The RCPCH and Diabetes UK Cymru were among the stakeholders who provided evidence from clinicians and families to the Minister for Lifelong Learning and Welsh Language and members of the Children, Young People and Education Committee.

An amendment proposed by members of that Committee to include medical conditions in the Additional LearnALN Bill was backed this week by the Minister, Alun Davies. The Bill will now progress to the next stage and it is hoped that it will be supported by all AMs and quickly become law.

Dr Justin Warner, Diabetes UK Clinical Champion and RCPCH lead in this work, said:

"This is a huge, very welcome step forward for children with chronic medical conditions who need to be safe in school. All children deserve to have the very best chance of realising their potential and those with diabetes, epilepsy and other conditions should always get the support they need, wherever they live or go to school. A huge proportion of childhood is spent at school and their ability to learn and participate should never be compromised by a medical condition. 

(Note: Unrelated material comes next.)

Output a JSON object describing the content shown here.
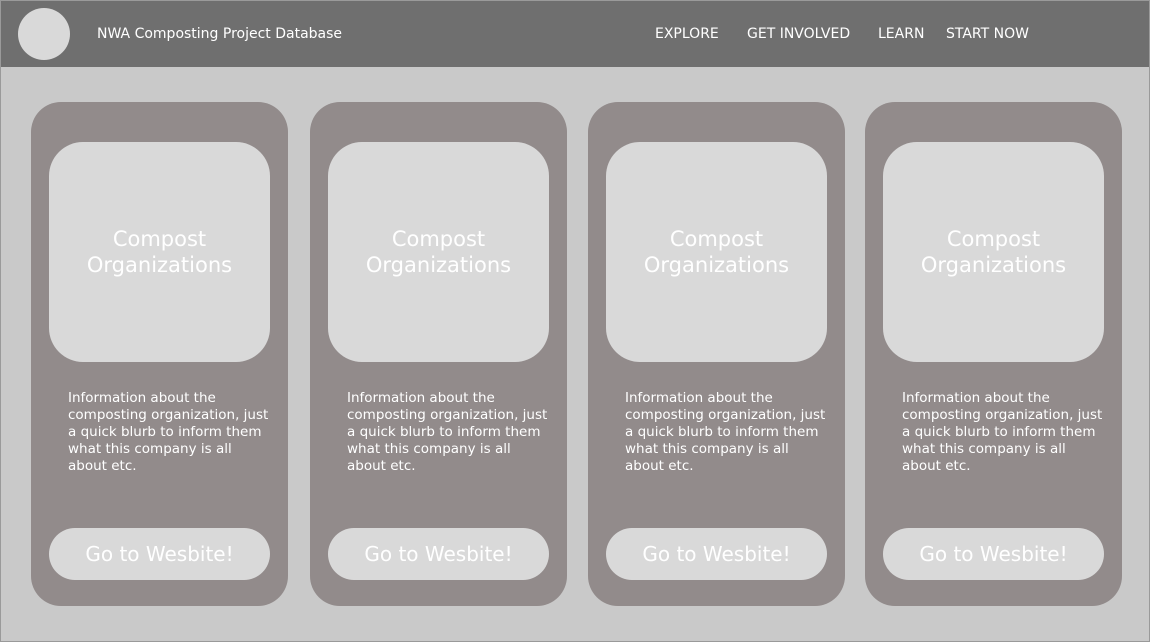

“We're grateful to the Minister for responding to our concerns, and to the members of the Children's Committee for their scrutiny on this issue and for proposing this amendment.”

Dai Williams, National Director, Diabetes UK Cymru, said:

“To succeed in school, children with Type 1 diabetes need the right support. Before this amendment, the Bill remained open to interpretation, meaning there was a risk that the variability in the system would increase. 

“We are delighted that Welsh Government has taken this opportunity to reform this key piece of legislation, to ensure these children are protected. These children are already in a vulnerable position but with the right support we know they can reach their full potential and not be left behind."